Krash, I use a chromatic tuner - so you've just got your G, C, E and A strings and with the chords, yes, alot of the shapes are the same, such as a D shape is a G chord on the uke - but chords like C for example are completely different. C is just third fret down hold the A string...I think it's why I like it so much, I'm finding it much easier and my chord changes are quicker.

Actually that C chord you mention isn't any different than a guitar shape either-- it corresponds to an open G chord on guitar (minus the 2 bass strings).

At least I'm pretty sure that's right. Check for me!

PS-- here's a shot including my uke:

acoustics2003.JPG


Now everyone has seen my Johnson

:drool
 
That's the clip I've been looking for!!! I missed it on tv and having been (feebly) attempting to track it down :D

Krash - they are lush!! Is that a mandolin there too?
I absolutely take your word on the open G chord, I've just about managed to learn my basic chord shapes and look the rest up as and when I need to play them :p :D

Thanks for the links Wingsdad, there's also a pretty funky collection of songs on the Doctor Uke site :AOK
 
Barre Fly said:
Krash - they are lush!! Is that a mandolin there too?

Yeah, that's my dad's, he loaned it to me long ago. It's a Framus, made in Germany in the '60's I think.

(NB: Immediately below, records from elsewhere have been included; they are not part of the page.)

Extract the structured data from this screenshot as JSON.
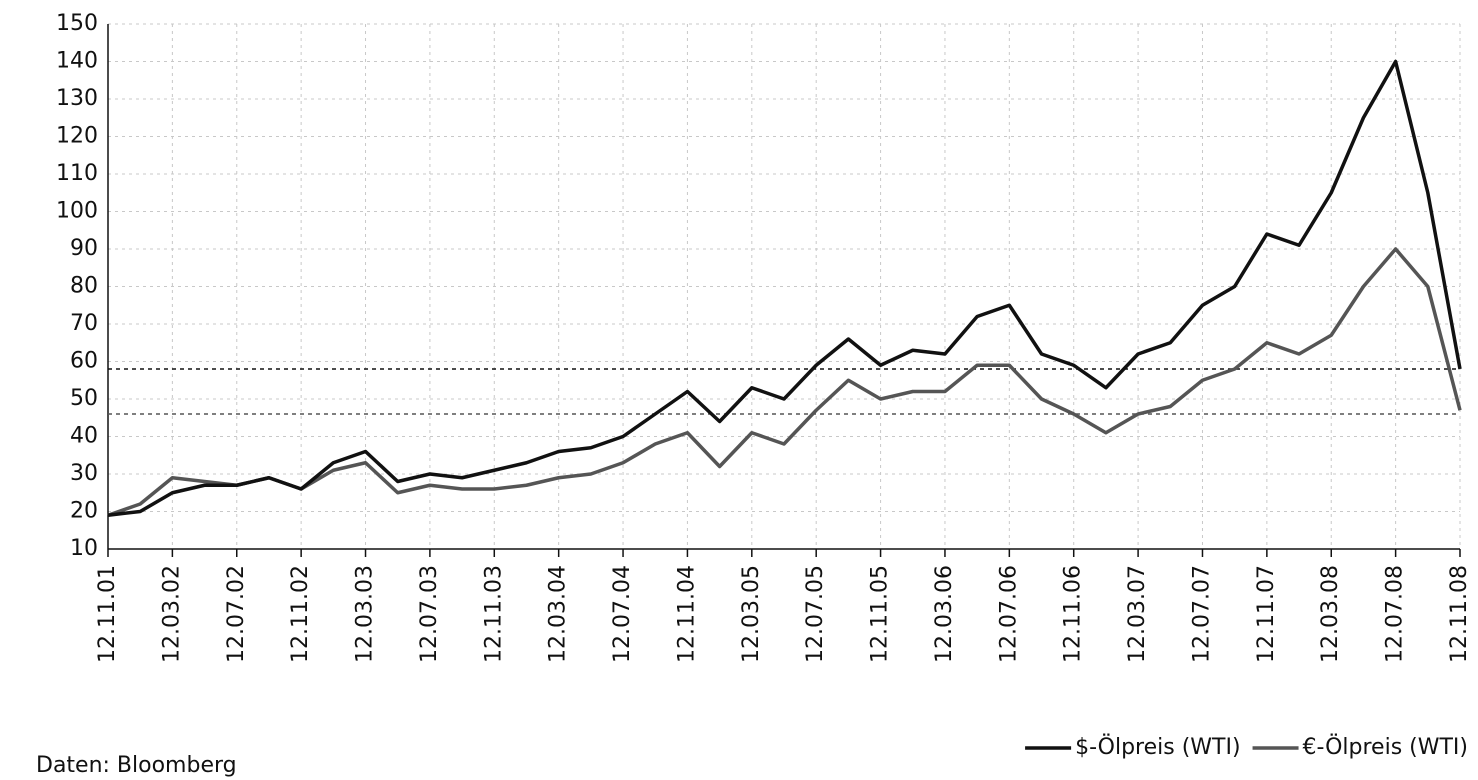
{
  "chart_data": {
    "type": "line",
    "categories": [
      "12.11.01",
      null,
      "12.03.02",
      null,
      "12.07.02",
      null,
      "12.11.02",
      null,
      "12.03.03",
      null,
      "12.07.03",
      null,
      "12.11.03",
      null,
      "12.03.04",
      null,
      "12.07.04",
      null,
      "12.11.04",
      null,
      "12.03.05",
      null,
      "12.07.05",
      null,
      "12.11.05",
      null,
      "12.03.06",
      null,
      "12.07.06",
      null,
      "12.11.06",
      null,
      "12.03.07",
      null,
      "12.07.07",
      null,
      "12.11.07",
      null,
      "12.03.08",
      null,
      "12.07.08",
      null,
      "12.11.08"
    ],
    "series": [
      {
        "name": "$-Ölpreis (WTI)",
        "color": "#111111",
        "values": [
          19,
          20,
          25,
          27,
          27,
          29,
          26,
          33,
          36,
          28,
          30,
          29,
          31,
          33,
          36,
          37,
          40,
          46,
          52,
          44,
          53,
          50,
          59,
          66,
          59,
          63,
          62,
          72,
          75,
          62,
          59,
          53,
          62,
          65,
          75,
          80,
          94,
          91,
          105,
          125,
          140,
          105,
          58
        ]
      },
      {
        "name": "€-Ölpreis (WTI)",
        "color": "#555555",
        "values": [
          19,
          22,
          29,
          28,
          27,
          29,
          26,
          31,
          33,
          25,
          27,
          26,
          26,
          27,
          29,
          30,
          33,
          38,
          41,
          32,
          41,
          38,
          47,
          55,
          50,
          52,
          52,
          59,
          59,
          50,
          46,
          41,
          46,
          48,
          55,
          58,
          65,
          62,
          67,
          80,
          90,
          80,
          47
        ]
      }
    ],
    "reference_lines": [
      {
        "value": 58,
        "color": "#111111"
      },
      {
        "value": 46,
        "color": "#555555"
      }
    ],
    "ylim": [
      10,
      150
    ],
    "yticks": [
      10,
      20,
      30,
      40,
      50,
      60,
      70,
      80,
      90,
      100,
      110,
      120,
      130,
      140,
      150
    ],
    "grid": true,
    "legend": "bottom-right",
    "source": "Daten: Bloomberg"
  }
}
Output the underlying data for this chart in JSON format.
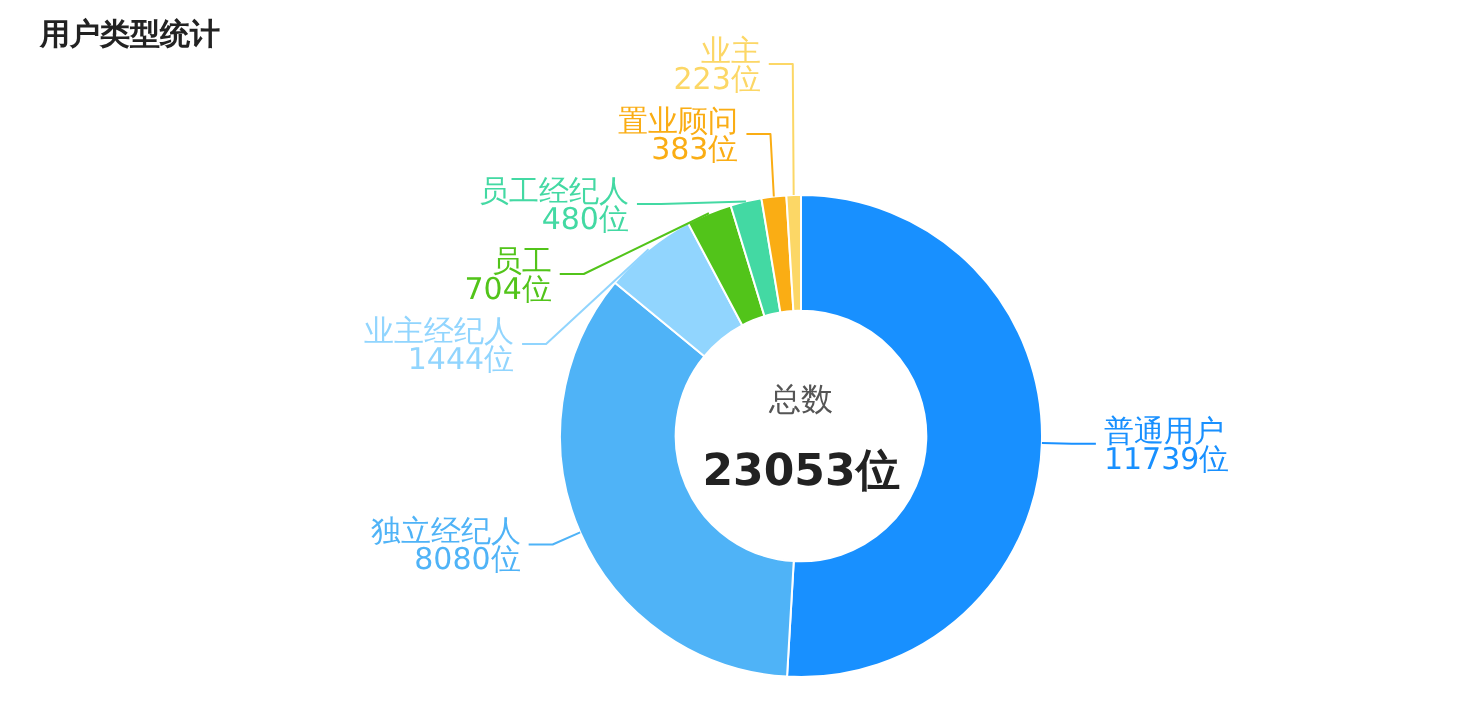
{
  "chart_data": {
    "type": "donut",
    "title": "用户类型统计",
    "categories": [
      "普通用户",
      "独立经纪人",
      "业主经纪人",
      "员工",
      "员工经纪人",
      "置业顾问",
      "业主"
    ],
    "values": [
      11739,
      8080,
      1444,
      704,
      480,
      383,
      223
    ],
    "value_labels": [
      "11739位",
      "8080位",
      "1444位",
      "704位",
      "480位",
      "383位",
      "223位"
    ],
    "colors": [
      "#1890ff",
      "#4fb3f7",
      "#91d5fe",
      "#52c41a",
      "#43d9a3",
      "#faad14",
      "#fcd766"
    ],
    "annotations": [
      "总数",
      "23053位"
    ],
    "legend": false
  }
}
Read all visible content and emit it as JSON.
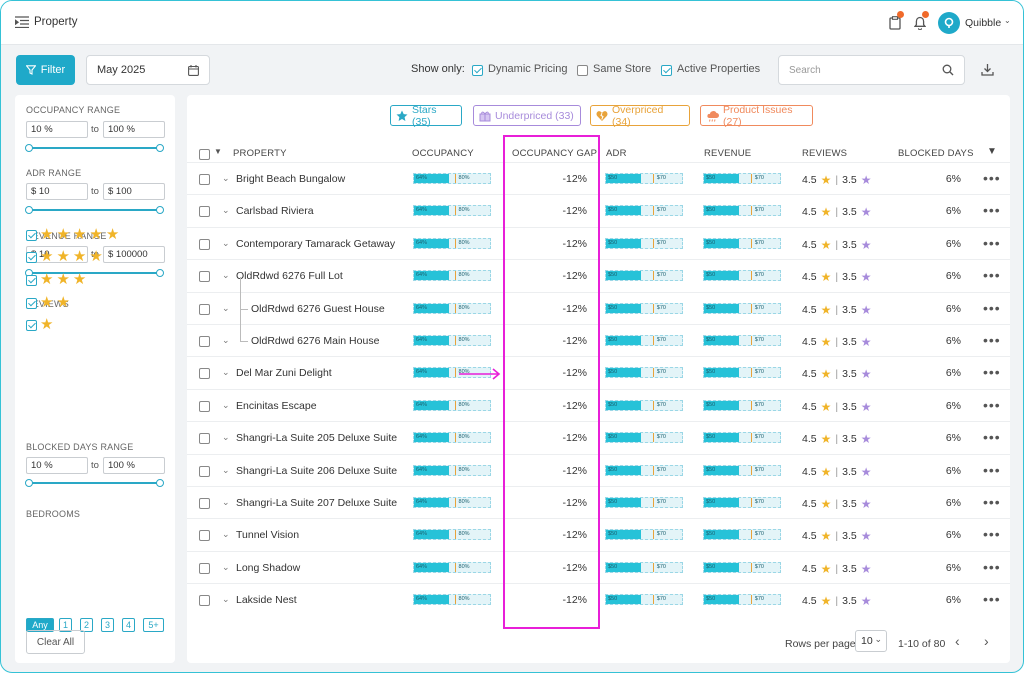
{
  "header": {
    "title": "Property",
    "user_name": "Quibble",
    "badge_a": "1",
    "badge_b": "1"
  },
  "toolbar": {
    "filter_label": "Filter",
    "date": "May 2025",
    "show_only_label": "Show only:",
    "options": [
      {
        "label": "Dynamic Pricing",
        "checked": true
      },
      {
        "label": "Same Store",
        "checked": false
      },
      {
        "label": "Active Properties",
        "checked": true
      }
    ],
    "search_placeholder": "Search"
  },
  "sidebar": {
    "occupancy": {
      "title": "OCCUPANCY RANGE",
      "from": "10 %",
      "to_label": "to",
      "to": "100 %"
    },
    "adr": {
      "title": "ADR RANGE",
      "from": "$ 10",
      "to_label": "to",
      "to": "$ 100"
    },
    "revenue": {
      "title": "REVENUE RANGE",
      "from": "$ 10",
      "to_label": "to",
      "to": "$ 100000"
    },
    "reviews": {
      "title": "REVIEWS",
      "star_counts": [
        5,
        4,
        3,
        2,
        1
      ]
    },
    "blocked": {
      "title": "BLOCKED DAYS RANGE",
      "from": "10 %",
      "to_label": "to",
      "to": "100 %"
    },
    "bedrooms": {
      "title": "BEDROOMS",
      "options": [
        "Any",
        "1",
        "2",
        "3",
        "4",
        "5+"
      ],
      "selected": "Any"
    },
    "clear_label": "Clear All"
  },
  "chips": [
    {
      "label": "Stars (35)",
      "icon": "star-icon",
      "color": "#2aa8c6"
    },
    {
      "label": "Underpriced (33)",
      "icon": "gift-icon",
      "color": "#a78bdb"
    },
    {
      "label": "Overpriced (34)",
      "icon": "broken-heart-icon",
      "color": "#e8a33a"
    },
    {
      "label": "Product Issues (27)",
      "icon": "cloud-icon",
      "color": "#f08a5d"
    }
  ],
  "table": {
    "headers": {
      "property": "PROPERTY",
      "occupancy": "OCCUPANCY",
      "gap": "OCCUPANCY GAP",
      "adr": "ADR",
      "revenue": "REVENUE",
      "reviews": "REVIEWS",
      "blocked": "BLOCKED DAYS"
    },
    "rows": [
      {
        "name": "Bright Beach Bungalow",
        "child": false,
        "occ_a": "64%",
        "occ_b": "80%",
        "occ_fill": 0.45,
        "occ_mark": 0.52,
        "gap": "-12%",
        "adr_a": "$50",
        "adr_b": "$70",
        "rev_a": "$50",
        "rev_b": "$70",
        "r1": "4.5",
        "r2": "3.5",
        "blocked": "6%"
      },
      {
        "name": "Carlsbad Riviera",
        "child": false,
        "occ_a": "64%",
        "occ_b": "80%",
        "occ_fill": 0.45,
        "occ_mark": 0.52,
        "gap": "-12%",
        "adr_a": "$50",
        "adr_b": "$70",
        "rev_a": "$50",
        "rev_b": "$70",
        "r1": "4.5",
        "r2": "3.5",
        "blocked": "6%"
      },
      {
        "name": "Contemporary Tamarack Getaway",
        "child": false,
        "occ_a": "64%",
        "occ_b": "80%",
        "occ_fill": 0.45,
        "occ_mark": 0.52,
        "gap": "-12%",
        "adr_a": "$50",
        "adr_b": "$70",
        "rev_a": "$50",
        "rev_b": "$70",
        "r1": "4.5",
        "r2": "3.5",
        "blocked": "6%"
      },
      {
        "name": "OldRdwd 6276 Full Lot",
        "child": false,
        "occ_a": "64%",
        "occ_b": "80%",
        "occ_fill": 0.45,
        "occ_mark": 0.52,
        "gap": "-12%",
        "adr_a": "$50",
        "adr_b": "$70",
        "rev_a": "$50",
        "rev_b": "$70",
        "r1": "4.5",
        "r2": "3.5",
        "blocked": "6%"
      },
      {
        "name": "OldRdwd 6276 Guest House",
        "child": true,
        "occ_a": "64%",
        "occ_b": "80%",
        "occ_fill": 0.45,
        "occ_mark": 0.52,
        "gap": "-12%",
        "adr_a": "$50",
        "adr_b": "$70",
        "rev_a": "$50",
        "rev_b": "$70",
        "r1": "4.5",
        "r2": "3.5",
        "blocked": "6%"
      },
      {
        "name": "OldRdwd 6276 Main House",
        "child": true,
        "occ_a": "64%",
        "occ_b": "80%",
        "occ_fill": 0.45,
        "occ_mark": 0.52,
        "gap": "-12%",
        "adr_a": "$50",
        "adr_b": "$70",
        "rev_a": "$50",
        "rev_b": "$70",
        "r1": "4.5",
        "r2": "3.5",
        "blocked": "6%"
      },
      {
        "name": "Del Mar Zuni Delight",
        "child": false,
        "occ_a": "64%",
        "occ_b": "80%",
        "occ_fill": 0.45,
        "occ_mark": 0.52,
        "gap": "-12%",
        "adr_a": "$50",
        "adr_b": "$70",
        "rev_a": "$50",
        "rev_b": "$70",
        "r1": "4.5",
        "r2": "3.5",
        "blocked": "6%"
      },
      {
        "name": "Encinitas Escape",
        "child": false,
        "occ_a": "64%",
        "occ_b": "80%",
        "occ_fill": 0.45,
        "occ_mark": 0.52,
        "gap": "-12%",
        "adr_a": "$50",
        "adr_b": "$70",
        "rev_a": "$50",
        "rev_b": "$70",
        "r1": "4.5",
        "r2": "3.5",
        "blocked": "6%"
      },
      {
        "name": "Shangri-La Suite  205 Deluxe Suite",
        "child": false,
        "occ_a": "64%",
        "occ_b": "80%",
        "occ_fill": 0.45,
        "occ_mark": 0.52,
        "gap": "-12%",
        "adr_a": "$50",
        "adr_b": "$70",
        "rev_a": "$50",
        "rev_b": "$70",
        "r1": "4.5",
        "r2": "3.5",
        "blocked": "6%"
      },
      {
        "name": "Shangri-La Suite  206 Deluxe Suite",
        "child": false,
        "occ_a": "64%",
        "occ_b": "80%",
        "occ_fill": 0.45,
        "occ_mark": 0.52,
        "gap": "-12%",
        "adr_a": "$50",
        "adr_b": "$70",
        "rev_a": "$50",
        "rev_b": "$70",
        "r1": "4.5",
        "r2": "3.5",
        "blocked": "6%"
      },
      {
        "name": "Shangri-La Suite  207 Deluxe Suite",
        "child": false,
        "occ_a": "64%",
        "occ_b": "80%",
        "occ_fill": 0.45,
        "occ_mark": 0.52,
        "gap": "-12%",
        "adr_a": "$50",
        "adr_b": "$70",
        "rev_a": "$50",
        "rev_b": "$70",
        "r1": "4.5",
        "r2": "3.5",
        "blocked": "6%"
      },
      {
        "name": "Tunnel Vision",
        "child": false,
        "occ_a": "64%",
        "occ_b": "80%",
        "occ_fill": 0.45,
        "occ_mark": 0.52,
        "gap": "-12%",
        "adr_a": "$50",
        "adr_b": "$70",
        "rev_a": "$50",
        "rev_b": "$70",
        "r1": "4.5",
        "r2": "3.5",
        "blocked": "6%"
      },
      {
        "name": "Long Shadow",
        "child": false,
        "occ_a": "64%",
        "occ_b": "80%",
        "occ_fill": 0.45,
        "occ_mark": 0.52,
        "gap": "-12%",
        "adr_a": "$50",
        "adr_b": "$70",
        "rev_a": "$50",
        "rev_b": "$70",
        "r1": "4.5",
        "r2": "3.5",
        "blocked": "6%"
      },
      {
        "name": "Lakside Nest",
        "child": false,
        "occ_a": "64%",
        "occ_b": "80%",
        "occ_fill": 0.45,
        "occ_mark": 0.52,
        "gap": "-12%",
        "adr_a": "$50",
        "adr_b": "$70",
        "rev_a": "$50",
        "rev_b": "$70",
        "r1": "4.5",
        "r2": "3.5",
        "blocked": "6%"
      }
    ]
  },
  "pagination": {
    "rows_label": "Rows per page",
    "rows_value": "10",
    "range": "1-10 of 80"
  },
  "colors": {
    "accent": "#1fa9c9",
    "bar": "#26c2d8",
    "highlight": "#e81fd8",
    "star": "#f0b429",
    "star2": "#a78bdb"
  }
}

I'll be returning it over Thanksgiving. I've bought a cheapie electric-acoustic Washburn that I use for church:

th_mandocroppedezcontrast.jpg


I don't really know how to play it yet, so every week if there's a simple song in church I play mandolin on the simplest one. With mando, instead of using a truncated chord based on the guitar's four high strings' spacings (like uke), it's a bit more involved. You take the four low strings on a guitar (or the strings on a standard electric or double bass) and reverse them, so instead of EADG, the mando is GDAE. So the chords are like a mirror image of the low strings on a guitar. A bit tougher to visualize, but at least it stays in the same key so you don't have to transpose like on uke.

Barre Fly said:
I absolutely take your word on the open G chord, I've just about managed to learn my basic chord shapes and look the rest up as and when I need to play them :p :D

Haha, it's not that involved, really. Here's the guitar chord I was referencing:

G%20ch.gif


If you look at just the four higher strings, and ignore the note names, you'll see that minus the two bassiest strings, the G chord is the same thing you do for C on a ukelele. In fact, when I was learning, playing just the high four strings on guitar (so you didn't need to do that big hand stretch to fret the 2 lowest strings) for that chord we used to call a "cheater's G." Much easier to do than the full chord, if you are still in the phase where it takes awhile to change chord shapes.

The cool thing is that if you keep at it, eventually you develop muscle memory and your fingers know where to go!
 
Ahhh! That was the first chord I learnt on guitar, just never realised it was "open" G :AOK:

That Washburn is really pretty! Although perhaps pretty isn't the best word to use to describe a man's mandolin...:D Perhaps I'll amend to, what an attractive and yet manly looking mandolin you have, good sir!